Du pain et surtout des jeux, l’édito de Fabrice Grosfilley

Ce mercredi, Fabrice Grosfilley évoque dans son édito l’engouement pour les compétitions de football, et de sport en général, sur fond d’inflation et de guerre en Ukraine.

Le roi, l’équipe de foot et certaines bières sont ce qui reste de commun à tous les Belges. Cette petite phrase d’Yves Leterme a déjà 18 ans. Elle a peut-être un peu vieilli, mais pas tant que ça. S’il y a une chose dont tous les médias parlent aujourd’hui, c’est effectivement de football.

Si vous avez regardé les journaux télévisés ou ouvert les gazettes ces derniers jours, vous avez donc été servis. Il y a Felice Mazzù qui quitte l’Union pour le Sporting d’Anderlecht. Cette version 2.0 de Bossemans et Coppenolle a des allures de Borgia et de Borgen, avec trahison, cocufiage et poursuite en justice.
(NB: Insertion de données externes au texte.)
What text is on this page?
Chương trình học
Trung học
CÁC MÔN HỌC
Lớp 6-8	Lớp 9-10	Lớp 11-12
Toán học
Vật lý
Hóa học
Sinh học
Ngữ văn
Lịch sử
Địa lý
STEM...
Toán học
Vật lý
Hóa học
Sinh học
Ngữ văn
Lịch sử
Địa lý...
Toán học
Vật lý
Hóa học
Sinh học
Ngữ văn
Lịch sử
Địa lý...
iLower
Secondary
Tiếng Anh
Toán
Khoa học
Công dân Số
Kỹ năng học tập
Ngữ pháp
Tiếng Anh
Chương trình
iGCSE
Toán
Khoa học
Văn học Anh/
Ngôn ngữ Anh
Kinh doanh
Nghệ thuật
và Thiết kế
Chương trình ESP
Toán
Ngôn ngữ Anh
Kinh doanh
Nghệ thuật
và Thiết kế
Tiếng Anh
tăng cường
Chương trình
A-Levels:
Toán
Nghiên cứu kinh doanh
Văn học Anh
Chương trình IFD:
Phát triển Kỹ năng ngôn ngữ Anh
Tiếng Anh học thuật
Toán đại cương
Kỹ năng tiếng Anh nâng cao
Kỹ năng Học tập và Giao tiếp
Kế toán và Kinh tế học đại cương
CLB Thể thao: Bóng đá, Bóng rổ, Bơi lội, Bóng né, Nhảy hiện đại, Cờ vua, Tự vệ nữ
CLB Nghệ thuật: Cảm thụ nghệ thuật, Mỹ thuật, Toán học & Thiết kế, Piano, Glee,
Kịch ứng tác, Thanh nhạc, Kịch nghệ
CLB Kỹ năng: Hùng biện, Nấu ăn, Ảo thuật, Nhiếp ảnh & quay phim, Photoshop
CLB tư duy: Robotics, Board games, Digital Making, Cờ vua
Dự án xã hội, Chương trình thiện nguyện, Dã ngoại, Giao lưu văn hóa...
Nous avons une crispation diplomatique entre la France et le club de Liverpool : faux tickets, matraquage des supporters, encore plus grave que le Brexit. Il y a les Diables Rouges qui s’entraînent pour la Ligue des Nations. Eden Hazard qui pourrait faire un pas vers la prépension en équipe nationale alors qu’il est à peine à maturité quand il joue pour le Real de Madrid. Et rien que dans la journée d’aujourd’hui, Paul Pogba qui quitte Manchester, Mbaye Leye qui arrive à Zulte et Lukaku qui pourrait revenir à l’Inter.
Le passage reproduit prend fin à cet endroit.